Il concerto di Johnny Marr tenutosi ieri sera alla Brixton Academy di Londra si è chiuso con un'apparizione a sorpresa di Noel Gallagher: l'ex sodale di Morrissey negli Smiths, durante i bis della data in supporto alla sua seconda prova da solista, "Playland", uscita lo scorso 6 ottobre, ha presentato al pubblico la già mente degli Oasis - prossima a tornare sul panorama discografico con il secondo album del suo progetto solista High Flying Birds, "Chasing yesterday", atteso nei negozi per il prossimo 2 marzo - per due cover, "Lust for life" di Iggy Pop e "How soon is now?" degli stessi Smiths.
"Vorrei presentarvi qualcuno che è un mio amico da vent'anni a questa parte", sono state le parole usate da Marr per rivolgersi alla platea della storica sala londinese: "E' uno dei più grandi autori di questo paese. E' una brava persona, e credo che abbia un futuro radioso davanti a sé. Signore e signori, Noel Gallagher".

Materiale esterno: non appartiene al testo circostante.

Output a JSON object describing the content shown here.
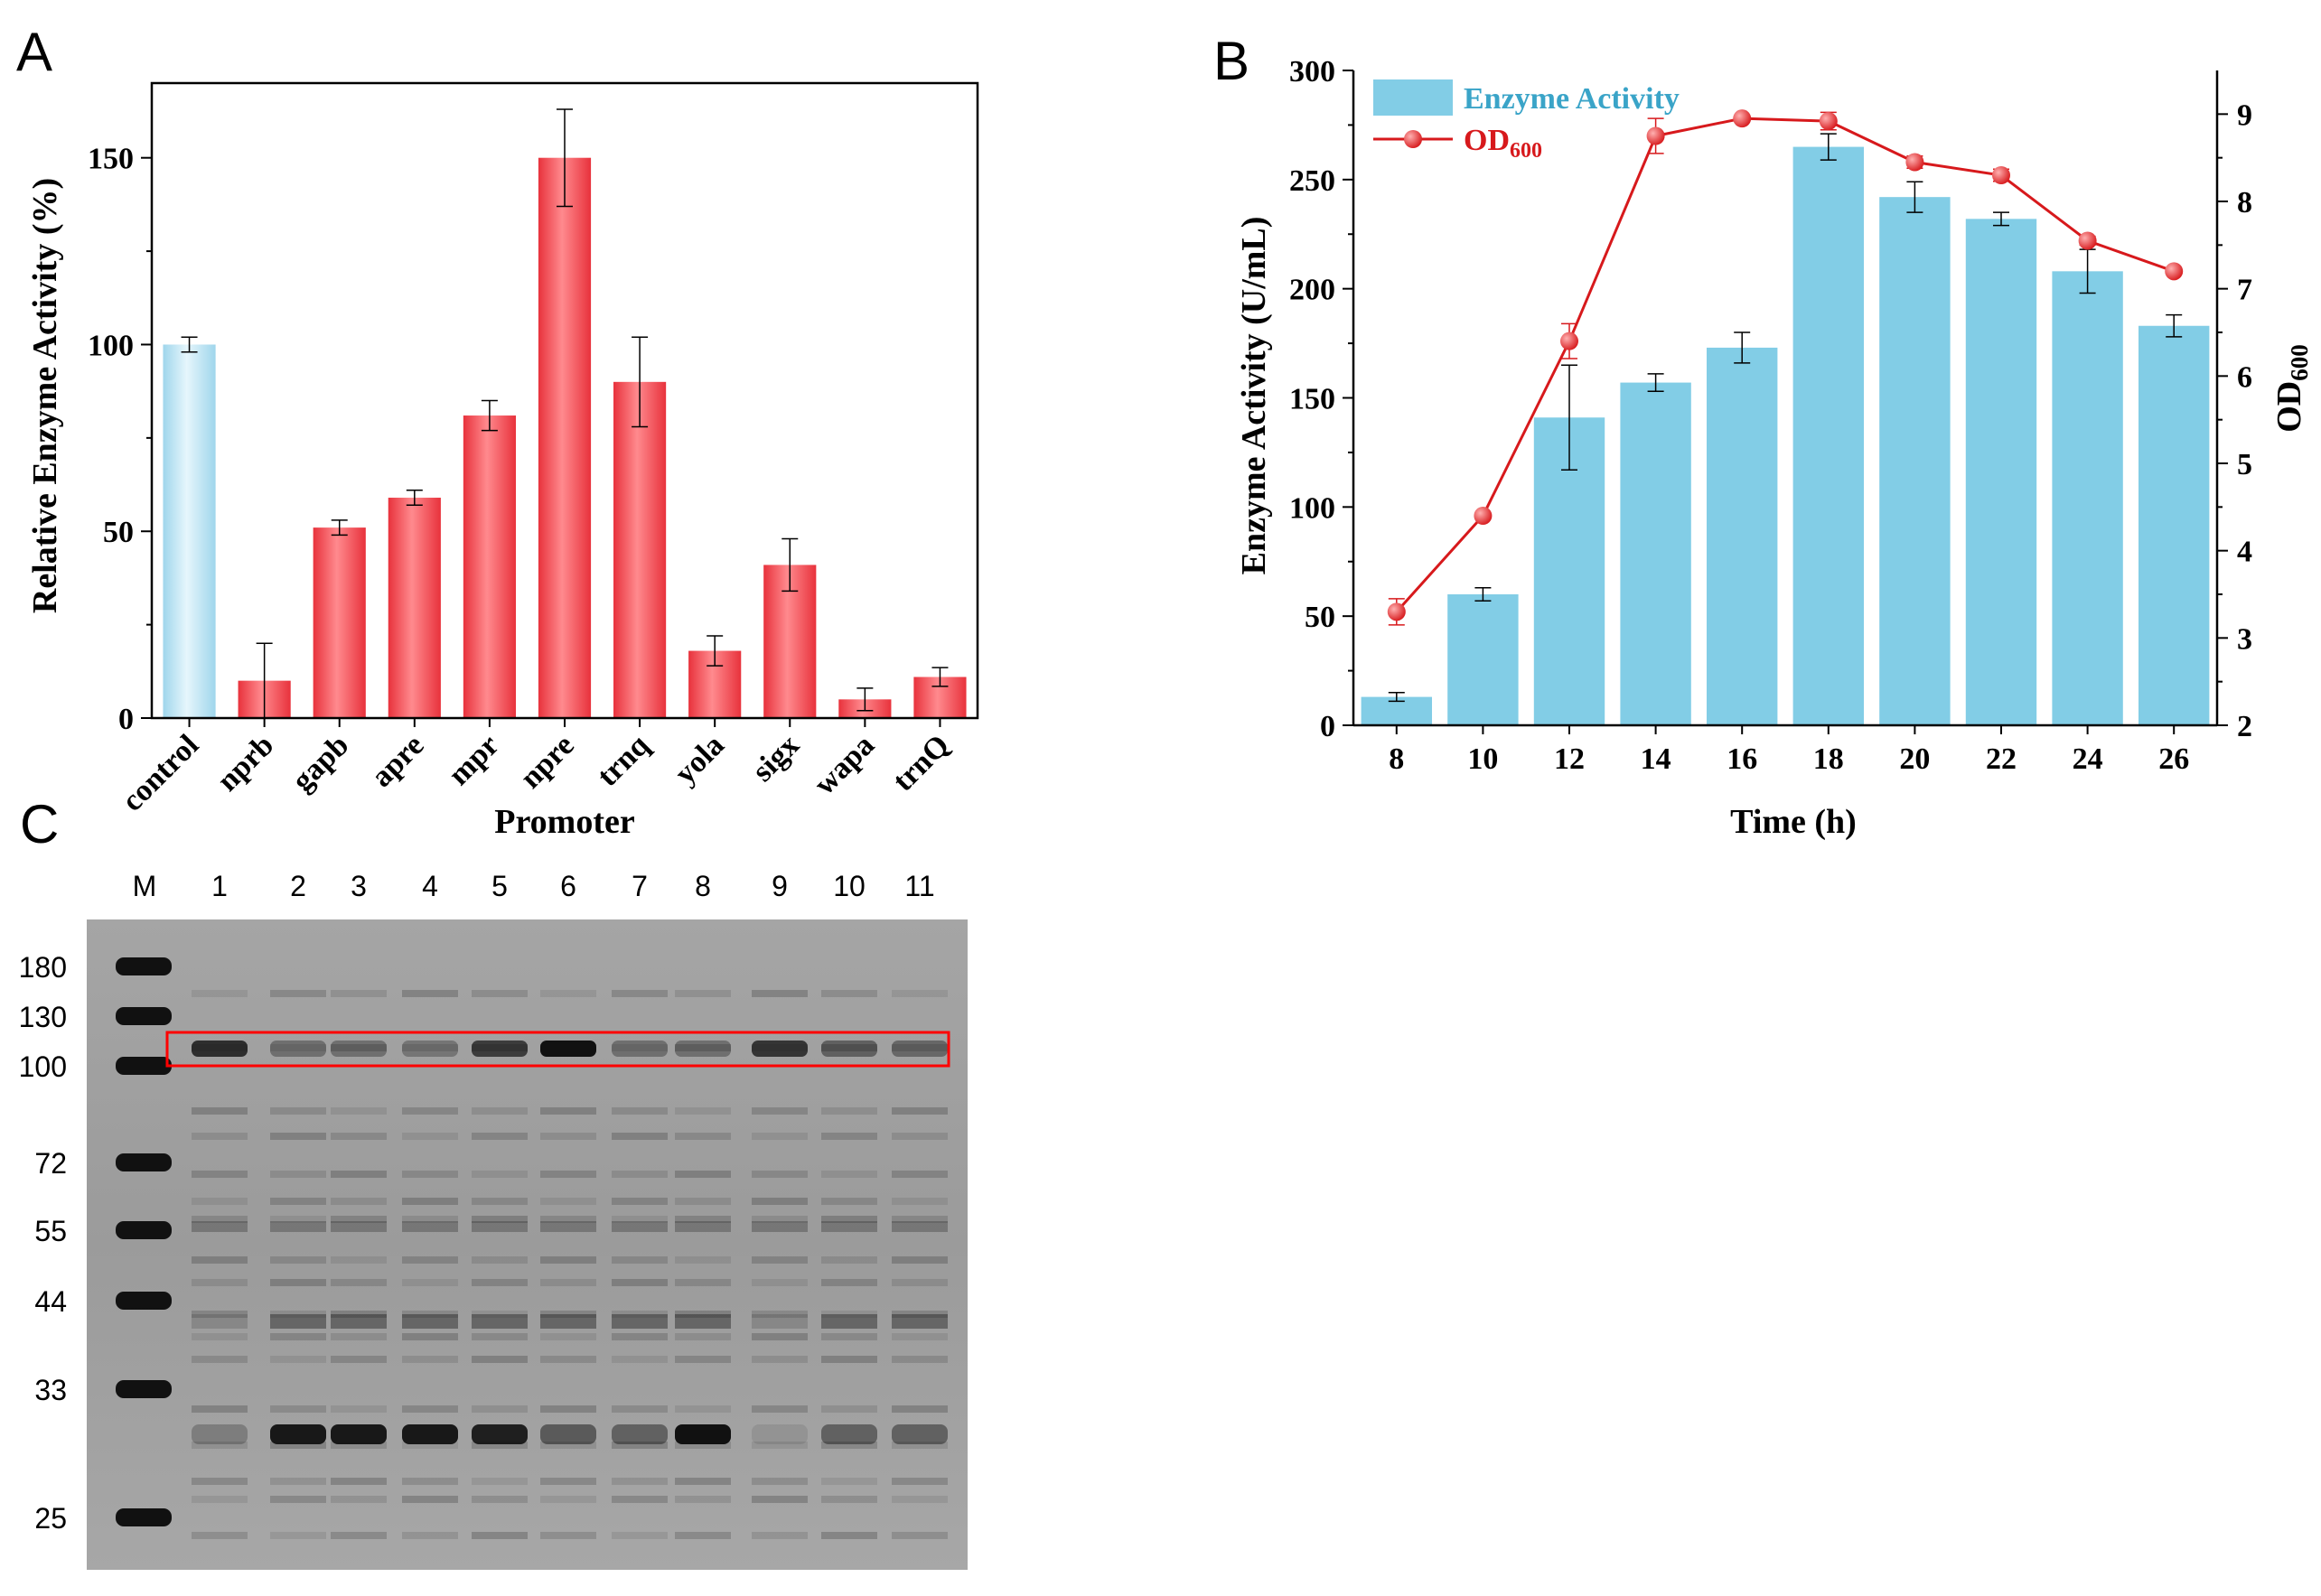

Johnny Marr figura tra gli ospiti del nuovo album di Noel Gallagher, più precisamente sul brano "The ballad of mighty I", canzone che l'ex Smiths ha rifiutato di ascoltare prima di entrare in studio a registrare la sua parte: "Volevo semplicemente improvvisare, vedere quale fosse la mia reazione", ha spiegato lui al New Musical Express circa il non convenzionale processo di lavorazione, "E' una soluzione che può portare a commettere degli errori, ma sono convinto sia comunque un buon affare. Io so di saper suonare, e anche Noel lo sa. Nel caso non dovesse essere buona la prima, rimarrebbero comunque diversi gigabyte sull'hard disc dello studio da riempire. Nel caso, invece, dovesse esserlo, allora il risultato sarebbe decisamente brillante. E' necessario perdere la paura di combinare un casino: vi assicuro che ne vale la pena, anche al costo di passare per pazzi".